HN: How do you select the Foundation students?
The school has been in operation since 2005, so we now have a lot of experience at this. The children often come from difficult family situations and although they have academic potential, they cannot fulfil it because they are facing completely different problems. In the acceptance process we pay a lot of attention to the child’s motivation so that we don’t attribute to them a greater desire to study than might be expected. We have a coordinator at the Foundation who works with children’s homes and other organisations looking after families with children in foster care and they assist us in the selection process. This is extremely important.
I will give you an example I heard from a social worker. She organises days out for families, with various activities for the children. They often have little interest in games, however, and don’t stick at anything for long. However, she once noticed a boy who was finishing his work. She asked about him in school but was told that he was difficult and a poor learner. Despite this, she arranged an interview with us and we accepted him. We saw potential in him and we started to work with him.

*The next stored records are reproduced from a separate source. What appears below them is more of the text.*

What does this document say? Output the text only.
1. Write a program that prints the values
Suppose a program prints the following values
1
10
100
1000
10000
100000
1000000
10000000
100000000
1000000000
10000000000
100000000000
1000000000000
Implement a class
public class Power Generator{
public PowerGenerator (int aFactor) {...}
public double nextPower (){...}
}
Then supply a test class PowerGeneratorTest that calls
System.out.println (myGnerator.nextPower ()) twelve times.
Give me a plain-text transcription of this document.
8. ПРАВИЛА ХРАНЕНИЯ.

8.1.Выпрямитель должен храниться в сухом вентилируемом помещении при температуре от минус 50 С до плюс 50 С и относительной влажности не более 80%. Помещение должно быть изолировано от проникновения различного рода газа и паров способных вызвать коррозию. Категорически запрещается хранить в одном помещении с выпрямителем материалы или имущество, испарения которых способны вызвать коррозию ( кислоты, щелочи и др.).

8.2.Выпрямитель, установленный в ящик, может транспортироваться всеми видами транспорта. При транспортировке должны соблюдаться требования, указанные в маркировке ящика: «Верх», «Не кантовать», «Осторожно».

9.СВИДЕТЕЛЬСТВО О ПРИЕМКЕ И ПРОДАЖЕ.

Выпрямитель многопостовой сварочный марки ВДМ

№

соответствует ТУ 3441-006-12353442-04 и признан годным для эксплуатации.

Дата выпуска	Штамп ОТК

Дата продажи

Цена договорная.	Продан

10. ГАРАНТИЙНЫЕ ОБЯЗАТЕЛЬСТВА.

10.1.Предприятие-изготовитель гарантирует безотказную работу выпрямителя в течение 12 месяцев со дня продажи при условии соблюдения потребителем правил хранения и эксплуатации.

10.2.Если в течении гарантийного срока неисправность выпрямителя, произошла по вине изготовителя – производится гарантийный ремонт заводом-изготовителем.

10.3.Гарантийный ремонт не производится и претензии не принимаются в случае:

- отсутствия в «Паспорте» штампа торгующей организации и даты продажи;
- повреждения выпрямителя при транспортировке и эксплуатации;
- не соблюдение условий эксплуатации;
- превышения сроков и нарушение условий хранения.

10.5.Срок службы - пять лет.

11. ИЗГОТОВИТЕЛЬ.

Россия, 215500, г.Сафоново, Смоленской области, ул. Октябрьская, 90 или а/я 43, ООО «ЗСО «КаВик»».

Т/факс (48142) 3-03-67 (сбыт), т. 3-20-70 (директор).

HN: Will the death of Petr Kellner, who died in an air accident in March, change anything in the way that the school operates?
Nothing will change in the way that the school and the Foundation operate. Mrs Kellnerová strongly supports both the school and the Foundation. I always appreciated the fact that both Mr Kellner and Mrs Kellnerová understood the importance of long-term support and, to this day, that is still the case. Furthermore, I see the effort to bring about positive changes in society as Mr Kellner’s legacy.